Disabilità sensoriali

Ciechi, abbellire il bastone per farlo accettare ai giovani

Un laboratorio per aiutare a superare gli ostacoli psicologici nella sede dell’associazione Apri in via Cellini a Torino.

Simona Valinotti ha smesso di vedere a 18 anni, poco prima della maturità. «Quando mi hanno dato quel pezzo di metallo, l’ho portato a casa e l’ho buttato sotto il letto. Era brutto, pesante e chiunque per strada si sarebbe subito accorto della mia disabilità». L’accettazione è arrivata per gradi, e lei adesso è un’educatrice di altri ciechi, e lavora con l’associazione Apri onlus, che ha fatto partire «l’atelier del bastone bianco», frequentato da una ventina di ciechi e ipovedenti.

«Personalizzare il bastone con custodie, perline, ciondoli è un modo di familiarizzare, farlo proprio – spiega la psicologa Simona Guida -. Portando il bastone anche quando si è in compagnia si recupera autonomia, non bisogna dipendere dagli altri».

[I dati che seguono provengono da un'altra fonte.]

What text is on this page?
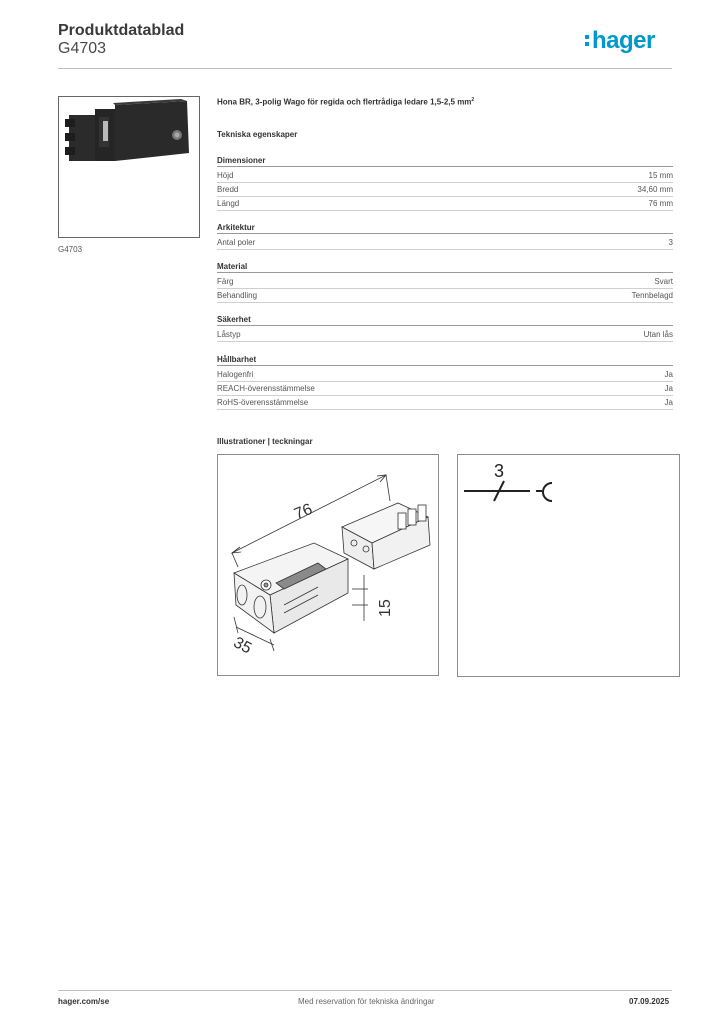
Produktdatablad
G4703	hager
G4703
Hona BR, 3-polig Wago för regida och flertrådiga ledare 1,5-2,5 $mm^2$
Tekniska egenskaper
Dimensioner
Höjd	15 mm
Bredd	34,60 mm
Längd	76 mm
Arkitektur
Antal poler	3
Material
Färg	Svart
Behandling	Tennbelagd
Säkerhet
Låstyp	Utan lås
Hållbarhet
Halogenfri	Ja
REACH-överensstämmelse	Ja
RoHS-överensstämmelse	Ja
Illustrationer | teckningar
76
35
15
3
hager.com/se	Med reservation för tekniska ändringar	07.09.2025
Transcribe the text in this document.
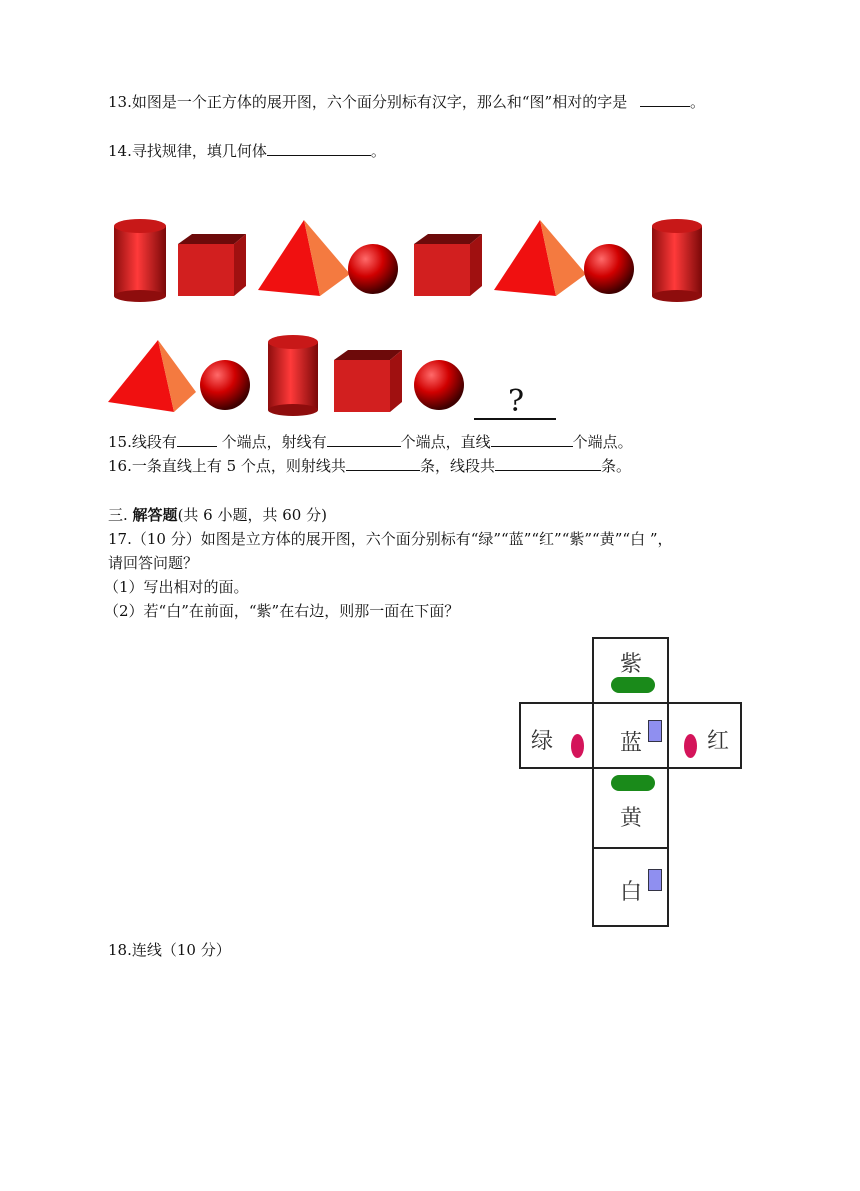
13.如图是一个正方体的展开图，六个面分别标有汉字，那么和“图”相对的字是	。
14.寻找规律，填几何体	。
?
15.线段有	个端点，射线有	个端点，直线	个端点。
16.一条直线上有 5 个点，则射线共	条，线段共	条。
三. 解答题(共 6 小题，共 60 分)
17.（10 分）如图是立方体的展开图，六个面分别标有“绿”“蓝”“红”“紫”“黄”“白 ”，
请回答问题？
（1）写出相对的面。
（2）若“白”在前面，“紫”在右边，则那一面在下面？
紫
绿	蓝	红
黄
白
18.连线（10 分）
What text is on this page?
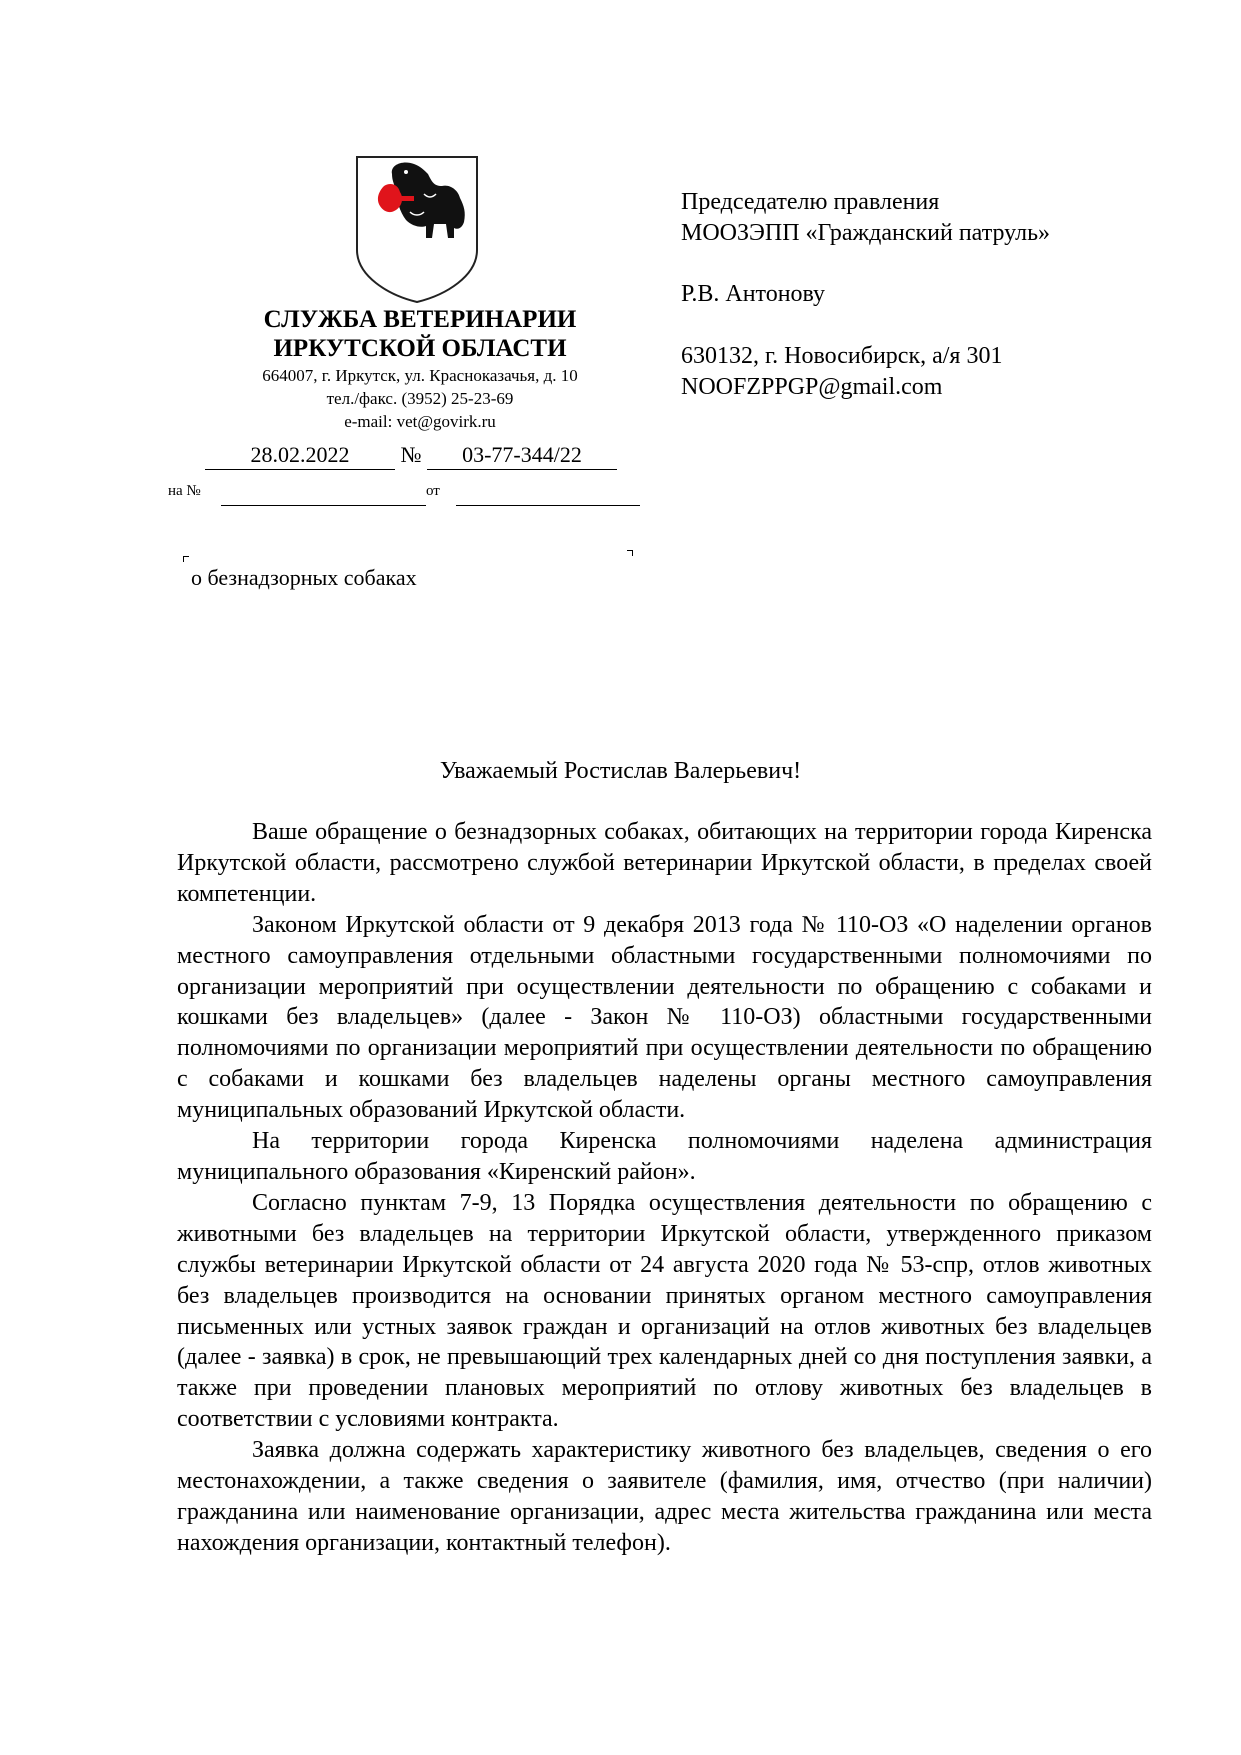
СЛУЖБА ВЕТЕРИНАРИИ
ИРКУТСКОЙ ОБЛАСТИ
664007, г. Иркутск, ул. Красноказачья, д. 10
тел./факс. (3952) 25-23-69
e-mail: vet@govirk.ru
28.02.2022	№	03-77-344/22
на №	от
о безнадзорных собаках
Председателю правления
МООЗЭПП «Гражданский патруль»
Р.В. Антонову
630132, г. Новосибирск, а/я 301
NOOFZPPGP@gmail.com
Уважаемый Ростислав Валерьевич!

Ваше обращение о безнадзорных собаках, обитающих на территории города Киренска Иркутской области, рассмотрено службой ветеринарии Иркутской области, в пределах своей компетенции.

Законом Иркутской области от 9 декабря 2013 года № 110-ОЗ «О наделении органов местного самоуправления отдельными областными государственными полномочиями по организации мероприятий при осуществлении деятельности по обращению с собаками и кошками без владельцев» (далее - Закон № 110-ОЗ) областными государственными полномочиями по организации мероприятий при осуществлении деятельности по обращению с собаками и кошками без владельцев наделены органы местного самоуправления муниципальных образований Иркутской области.

На территории города Киренска полномочиями наделена администрация муниципального образования «Киренский район».

Согласно пунктам 7-9, 13 Порядка осуществления деятельности по обращению с животными без владельцев на территории Иркутской области, утвержденного приказом службы ветеринарии Иркутской области от 24 августа 2020 года № 53-спр, отлов животных без владельцев производится на основании принятых органом местного самоуправления письменных или устных заявок граждан и организаций на отлов животных без владельцев (далее - заявка) в срок, не превышающий трех календарных дней со дня поступления заявки, а также при проведении плановых мероприятий по отлову животных без владельцев в соответствии с условиями контракта.

Заявка должна содержать характеристику животного без владельцев, сведения о его местонахождении, а также сведения о заявителе (фамилия, имя, отчество (при наличии) гражданина или наименование организации, адрес места жительства гражданина или места нахождения организации, контактный телефон).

C’è chi, come Roberto Turolla, 30 anni, che studia musica leggendola in braille e ha scritto dei romanzi, ha soprannominato il suo bastone Excalibur, e lo tiene in una custodia fatta di jeans. Chi, come Luisa Giromini, 77 anni, ex impiegata Olivetti, ha appiccicato sul manico le iniziali sue e del marito. Chi, come Pericle Farris, parla del bastone come di una protesi, accettarlo fa parte dell’elaborazione del lutto (della cecità). Anche Giada Battistello, che studia al liceo linguistico Europa di Chivasso, ha dato un nome al suo bastone. «Si chiama Samantha e tra le origini del nome c’è la parola fiore, per me significa rinascita, possibilità di una vita adulta e serena».

Lei, che ieri sceglieva treccine di cuoio e pendagli, il bastone l’aveva dimenticato a casa. «Non l’ho fatto apposta. Samantha e io abbiamo cominciato a diventare amiche». A ideare l’iniziativa è Marco Bongi, di Apri. «Già in un affresco di Pompei c’è un cieco con un bastone – spiega – quello attuale deriva dal dono, nel 1930, di una nobildonna parigina, a 5mila ciechi. Si era ispirata ai vigili urbani. Ora il bastone bianco è riconosciuto dal codice della strada, quasi come un cartello stradale. Ma va riconosciuto e accettato prima di tutto da noi ciechi e ipovedenti».